Millennials, take heed: Job dissatisfaction in your 20s or 30s can undermine your health by mid-life, new research suggests.
Routine sleep trouble
But really rewarding work may pay health dividends.
"Those who are, on average, very satisfied versus satisfied tend to have better health in their 40s," said study lead author Jonathan Dirlam. He is a doctoral candidate in the department of sociology at Ohio State University.
By their 40s, disenchanted workers had worse mental health. They were more likely to suffer from routine sleep trouble and anxiety compared with satisfied or increasingly satisfied participants, the study found.
Seth Kaplan, an associate professor in industrial/organisational psychology at George Mason University in Fairfax, Virginia, said, "We know that there are some major job-related factors that contribute to poor psychological health."
According to Kaplan, who wasn't involved in the study, "Having an abusive supervisor, not having control over one's work, and having to worry about losing one's job – and the corresponding financial repercussions – are among the big ones."

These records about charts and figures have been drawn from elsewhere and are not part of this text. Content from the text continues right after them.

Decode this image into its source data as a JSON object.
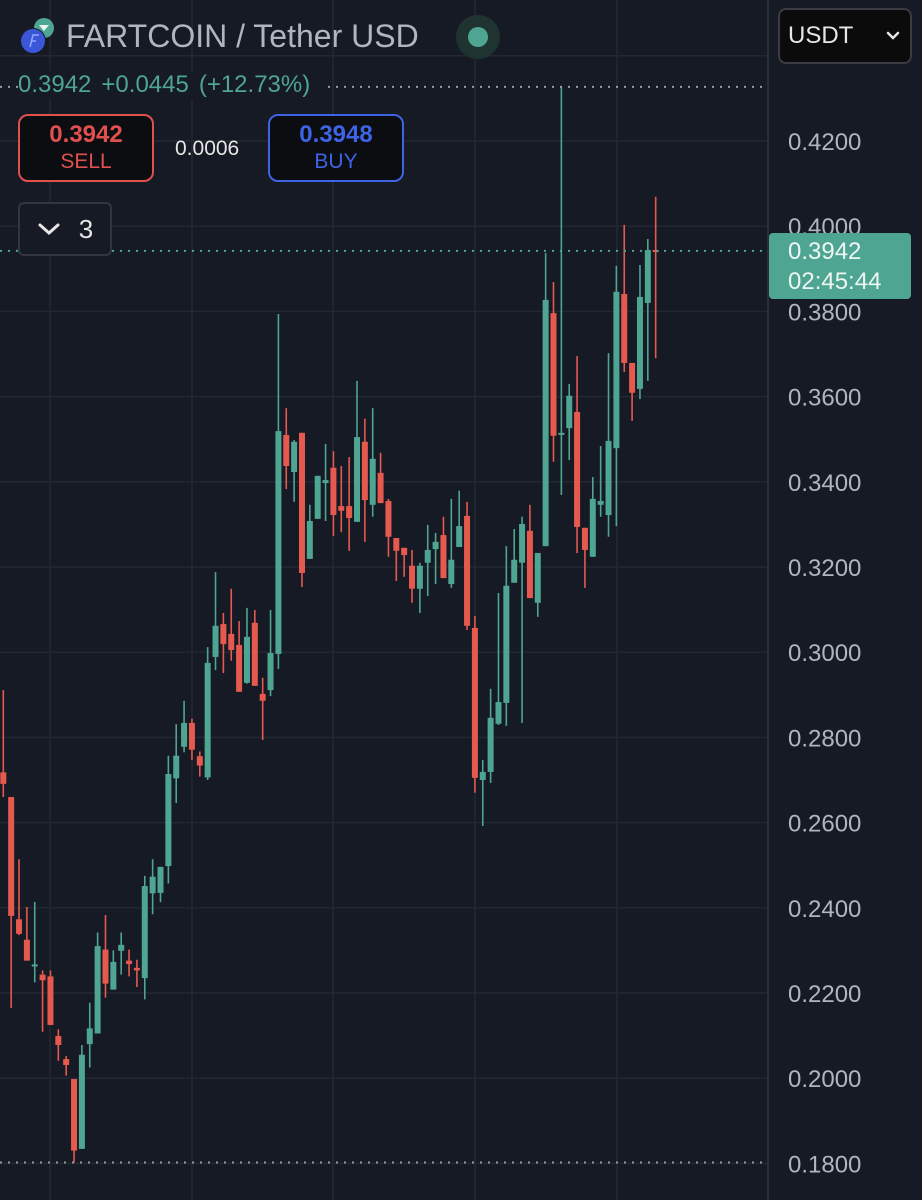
{
  "header": {
    "symbol_title": "FARTCOIN / Tether USD",
    "last_price": "0.3942",
    "change": "+0.0445",
    "change_pct": "(+12.73%)",
    "live_icon": "market-open-dot-icon"
  },
  "trade": {
    "sell_price": "0.3942",
    "sell_label": "SELL",
    "spread": "0.0006",
    "buy_price": "0.3948",
    "buy_label": "BUY"
  },
  "indicators_toggle": {
    "count": "3",
    "icon": "chevron-down-icon"
  },
  "currency_select": {
    "value": "USDT",
    "icon": "chevron-down-icon"
  },
  "price_tag": {
    "price": "0.3942",
    "countdown": "02:45:44"
  },
  "colors": {
    "up": "#4ea592",
    "down": "#e5594f",
    "background": "#161a25",
    "grid": "#232733",
    "sell": "#e0504f",
    "buy": "#3d63e6"
  },
  "chart_data": {
    "type": "candlestick",
    "title": "FARTCOIN / Tether USD",
    "ylabel": "USDT",
    "ylim": [
      0.18,
      0.42
    ],
    "yticks": [
      "0.4200",
      "0.4000",
      "0.3800",
      "0.3600",
      "0.3400",
      "0.3200",
      "0.3000",
      "0.2800",
      "0.2600",
      "0.2400",
      "0.2200",
      "0.2000",
      "0.1800"
    ],
    "range_high": 0.4327,
    "range_low": 0.1802,
    "current": 0.3942,
    "ohlc": [
      [
        0.2718,
        0.2911,
        0.266,
        0.2691
      ],
      [
        0.266,
        0.266,
        0.2165,
        0.2381
      ],
      [
        0.2373,
        0.2514,
        0.2336,
        0.2339
      ],
      [
        0.2325,
        0.2402,
        0.2276,
        0.2276
      ],
      [
        0.2265,
        0.2414,
        0.2225,
        0.2267
      ],
      [
        0.2243,
        0.2253,
        0.2109,
        0.223
      ],
      [
        0.2239,
        0.2253,
        0.2125,
        0.2125
      ],
      [
        0.2099,
        0.2115,
        0.2041,
        0.2078
      ],
      [
        0.2045,
        0.2052,
        0.2006,
        0.2031
      ],
      [
        0.1998,
        0.1998,
        0.1802,
        0.183
      ],
      [
        0.1834,
        0.2078,
        0.1834,
        0.2055
      ],
      [
        0.208,
        0.2177,
        0.2025,
        0.2117
      ],
      [
        0.2105,
        0.2342,
        0.2105,
        0.231
      ],
      [
        0.2302,
        0.2383,
        0.2189,
        0.2222
      ],
      [
        0.2208,
        0.23,
        0.2208,
        0.2273
      ],
      [
        0.2299,
        0.2342,
        0.2243,
        0.2313
      ],
      [
        0.2276,
        0.2302,
        0.2239,
        0.2268
      ],
      [
        0.2259,
        0.2278,
        0.2214,
        0.2253
      ],
      [
        0.2235,
        0.2475,
        0.2185,
        0.2451
      ],
      [
        0.2434,
        0.2514,
        0.2385,
        0.2473
      ],
      [
        0.2435,
        0.2496,
        0.2413,
        0.2496
      ],
      [
        0.2498,
        0.2757,
        0.2457,
        0.2714
      ],
      [
        0.2704,
        0.2831,
        0.2646,
        0.2757
      ],
      [
        0.2778,
        0.2886,
        0.2765,
        0.2834
      ],
      [
        0.2834,
        0.2844,
        0.2747,
        0.2771
      ],
      [
        0.2756,
        0.2767,
        0.2708,
        0.2734
      ],
      [
        0.2706,
        0.3012,
        0.27,
        0.2975
      ],
      [
        0.2989,
        0.3188,
        0.2958,
        0.3062
      ],
      [
        0.3066,
        0.3092,
        0.2951,
        0.3019
      ],
      [
        0.3043,
        0.3149,
        0.298,
        0.3005
      ],
      [
        0.3017,
        0.3073,
        0.2907,
        0.2907
      ],
      [
        0.2928,
        0.3104,
        0.2926,
        0.3036
      ],
      [
        0.3069,
        0.3099,
        0.2921,
        0.2921
      ],
      [
        0.2902,
        0.294,
        0.2794,
        0.2886
      ],
      [
        0.2911,
        0.3099,
        0.2897,
        0.2998
      ],
      [
        0.2996,
        0.3794,
        0.2961,
        0.3519
      ],
      [
        0.351,
        0.3573,
        0.3383,
        0.3437
      ],
      [
        0.3423,
        0.3498,
        0.3353,
        0.3494
      ],
      [
        0.3515,
        0.3515,
        0.3153,
        0.3186
      ],
      [
        0.3219,
        0.3346,
        0.3219,
        0.3308
      ],
      [
        0.3313,
        0.3414,
        0.3313,
        0.3414
      ],
      [
        0.3397,
        0.3489,
        0.3308,
        0.3404
      ],
      [
        0.3433,
        0.3472,
        0.3273,
        0.3322
      ],
      [
        0.3343,
        0.3437,
        0.3282,
        0.3332
      ],
      [
        0.3343,
        0.3458,
        0.3238,
        0.3315
      ],
      [
        0.3306,
        0.3637,
        0.3306,
        0.3505
      ],
      [
        0.3494,
        0.3548,
        0.3259,
        0.3357
      ],
      [
        0.3346,
        0.3573,
        0.3318,
        0.3454
      ],
      [
        0.3421,
        0.3468,
        0.335,
        0.335
      ],
      [
        0.3355,
        0.336,
        0.3224,
        0.3271
      ],
      [
        0.3268,
        0.3268,
        0.3167,
        0.3238
      ],
      [
        0.3245,
        0.3245,
        0.3177,
        0.3228
      ],
      [
        0.3203,
        0.324,
        0.3116,
        0.3149
      ],
      [
        0.3149,
        0.321,
        0.3092,
        0.3203
      ],
      [
        0.321,
        0.3299,
        0.3132,
        0.324
      ],
      [
        0.3242,
        0.328,
        0.316,
        0.3259
      ],
      [
        0.3275,
        0.3318,
        0.3174,
        0.3174
      ],
      [
        0.316,
        0.336,
        0.3151,
        0.3217
      ],
      [
        0.3247,
        0.3379,
        0.3247,
        0.3296
      ],
      [
        0.332,
        0.3353,
        0.3052,
        0.3062
      ],
      [
        0.3057,
        0.3085,
        0.267,
        0.2705
      ],
      [
        0.27,
        0.2747,
        0.2592,
        0.2719
      ],
      [
        0.2719,
        0.2914,
        0.2693,
        0.2846
      ],
      [
        0.2832,
        0.3139,
        0.2829,
        0.2883
      ],
      [
        0.2881,
        0.3249,
        0.2827,
        0.3156
      ],
      [
        0.3163,
        0.3289,
        0.3163,
        0.3217
      ],
      [
        0.321,
        0.3318,
        0.2834,
        0.3301
      ],
      [
        0.3285,
        0.3346,
        0.3127,
        0.3127
      ],
      [
        0.3116,
        0.3233,
        0.3083,
        0.3233
      ],
      [
        0.3249,
        0.3937,
        0.3249,
        0.3827
      ],
      [
        0.3796,
        0.3869,
        0.3447,
        0.3508
      ],
      [
        0.351,
        0.4327,
        0.3369,
        0.3515
      ],
      [
        0.3526,
        0.363,
        0.3451,
        0.3602
      ],
      [
        0.3564,
        0.3695,
        0.3233,
        0.3294
      ],
      [
        0.3292,
        0.3292,
        0.3151,
        0.324
      ],
      [
        0.3224,
        0.3411,
        0.3224,
        0.336
      ],
      [
        0.3346,
        0.3484,
        0.3318,
        0.3355
      ],
      [
        0.3322,
        0.3702,
        0.3271,
        0.3496
      ],
      [
        0.3479,
        0.3907,
        0.3296,
        0.3846
      ],
      [
        0.3841,
        0.4003,
        0.3658,
        0.3679
      ],
      [
        0.3679,
        0.3679,
        0.3543,
        0.3609
      ],
      [
        0.3618,
        0.3909,
        0.3594,
        0.3834
      ],
      [
        0.382,
        0.397,
        0.3637,
        0.3944
      ],
      [
        0.3944,
        0.4069,
        0.369,
        0.3942
      ]
    ]
  }
}
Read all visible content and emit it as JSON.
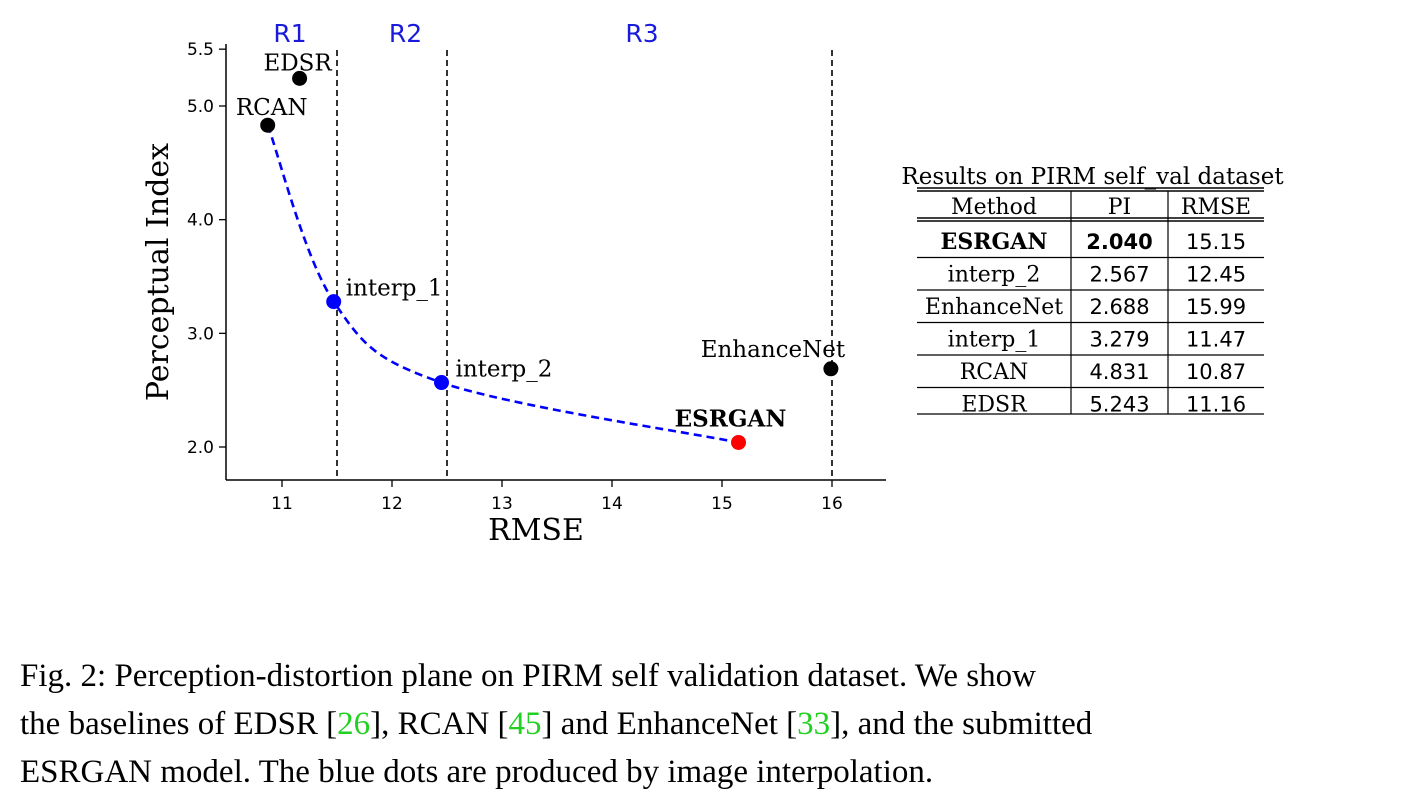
{
  "chart_data": [
    {
      "type": "scatter",
      "xlabel": "RMSE",
      "ylabel": "Perceptual Index",
      "xlim": [
        10.5,
        16.5
      ],
      "ylim": [
        1.7,
        5.5
      ],
      "x_ticks": [
        "11",
        "12",
        "13",
        "14",
        "15",
        "16"
      ],
      "y_ticks": [
        "2.0",
        "3.0",
        "4.0",
        "5.0",
        "5.5"
      ],
      "regions": [
        {
          "label": "R1",
          "x_center": 11.0
        },
        {
          "label": "R2",
          "x_center": 12.05
        },
        {
          "label": "R3",
          "x_center": 14.2
        }
      ],
      "region_boundaries": [
        11.5,
        12.5,
        16.0
      ],
      "points": [
        {
          "name": "EDSR",
          "x": 11.16,
          "y": 5.243,
          "color": "#000000",
          "bold": false
        },
        {
          "name": "RCAN",
          "x": 10.87,
          "y": 4.831,
          "color": "#000000",
          "bold": false
        },
        {
          "name": "interp_1",
          "x": 11.47,
          "y": 3.279,
          "color": "#0000ff",
          "bold": false
        },
        {
          "name": "interp_2",
          "x": 12.45,
          "y": 2.567,
          "color": "#0000ff",
          "bold": false
        },
        {
          "name": "ESRGAN",
          "x": 15.15,
          "y": 2.04,
          "color": "#ff0000",
          "bold": true
        },
        {
          "name": "EnhanceNet",
          "x": 15.99,
          "y": 2.688,
          "color": "#000000",
          "bold": false
        }
      ],
      "curve": {
        "color": "#0000ff",
        "through": [
          "RCAN",
          "interp_1",
          "interp_2",
          "ESRGAN"
        ]
      }
    },
    {
      "type": "table",
      "title": "Results on PIRM self_val dataset",
      "columns": [
        "Method",
        "PI",
        "RMSE"
      ],
      "rows": [
        {
          "method": "ESRGAN",
          "pi": "2.040",
          "rmse": "15.15",
          "bold": true
        },
        {
          "method": "interp_2",
          "pi": "2.567",
          "rmse": "12.45",
          "bold": false
        },
        {
          "method": "EnhanceNet",
          "pi": "2.688",
          "rmse": "15.99",
          "bold": false
        },
        {
          "method": "interp_1",
          "pi": "3.279",
          "rmse": "11.47",
          "bold": false
        },
        {
          "method": "RCAN",
          "pi": "4.831",
          "rmse": "10.87",
          "bold": false
        },
        {
          "method": "EDSR",
          "pi": "5.243",
          "rmse": "11.16",
          "bold": false
        }
      ]
    }
  ],
  "caption": {
    "label": "Fig. 2:",
    "line1": "Perception-distortion plane on PIRM self validation dataset. We show",
    "line2_a": "the baselines of EDSR [",
    "ref1": "26",
    "line2_b": "], RCAN [",
    "ref2": "45",
    "line2_c": "] and EnhanceNet [",
    "ref3": "33",
    "line2_d": "], and the submitted",
    "line3": "ESRGAN model. The blue dots are produced by image interpolation."
  },
  "colors": {
    "region_label": "#1a1adc",
    "citation": "#22d022"
  }
}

Kaplan added, "If at all possible, try to avoid jobs with those characteristics."
For the study, Dirlam's team analysed survey responses from more than 6,400 men and women participating in a long-running study that began in 1979. Between the ages of 25 and 39, these adults were asked annually whether they liked or disliked their jobs.
Answers were correlated with mental and physical health outcomes when participants entered their 40s.
Roughly 45 percent consistently expressed "low" job satisfaction. On average, Dirlam said, this reflected relative dissatisfaction, rather than outright dislike for their work.
By contrast, 15 percent of respondents consistently noted they were "happy" with their jobs.
In addition, nearly one-quarter indicated that their satisfaction with work got worse over time, while 17 percent said they became more satisfied, the findings showed.
Once the participants reached their 40s, mental health status was gauged in terms of depression, sleep trouble and anxiety.
Poorer mental health
Overall physical health was also ranked, along with incidence of high blood pressure, diabetes, cancer, arthritis, heart disease, chronic lung disease, back and leg trouble, stomach and liver complications, and anaemia.
The researchers found that physical health appeared to suffer among those who consistently expressed low satisfaction with work or whose satisfaction fell over time.
These people reported more difficulty with certain issues, such as back pain and cold frequency. However, the researchers saw no impact on their overall ability to function physically, or in their risk for serious illnesses such as diabetes or cancer.
Nor was consistently low job satisfaction or falling satisfaction linked with a greater likelihood for developing depression.
However, these dissatisfied workers were more likely to be in poorer mental health overall, the findings showed.
The research team theorised that mental health difficulties could actually trigger more physical health complications as participants age.
But no negative impact on physical or mental well-being was seen among those who reported greater satisfaction with work over time, the study authors said.
Still, the investigators did not examine health status after age 49. They also acknowledged that the relationship is complex and said it's not possible to establish cause and effect.
For example, "[early] health problems may lead to lower levels of job satisfaction rather than the reverse," the authors said.
Dirlan noted that "those in manual labour jobs may have lower job satisfaction and increased physical health problems as a result of their jobs in later life. We are unable to rule out this possibility."
For those desiring more satisfaction from their work, Kaplan highlighted the concept of "job crafting". This embraces the notion "that we can, to some extent, objectively and subjectively change our jobs to make them more meaningful".
Dirlam and his colleagues were scheduled to present their findings in Seattle at a meeting of the American Sociological Association. Data and conclusions presented at meetings are usually considered preliminary until published in a peer-reviewed medical journal.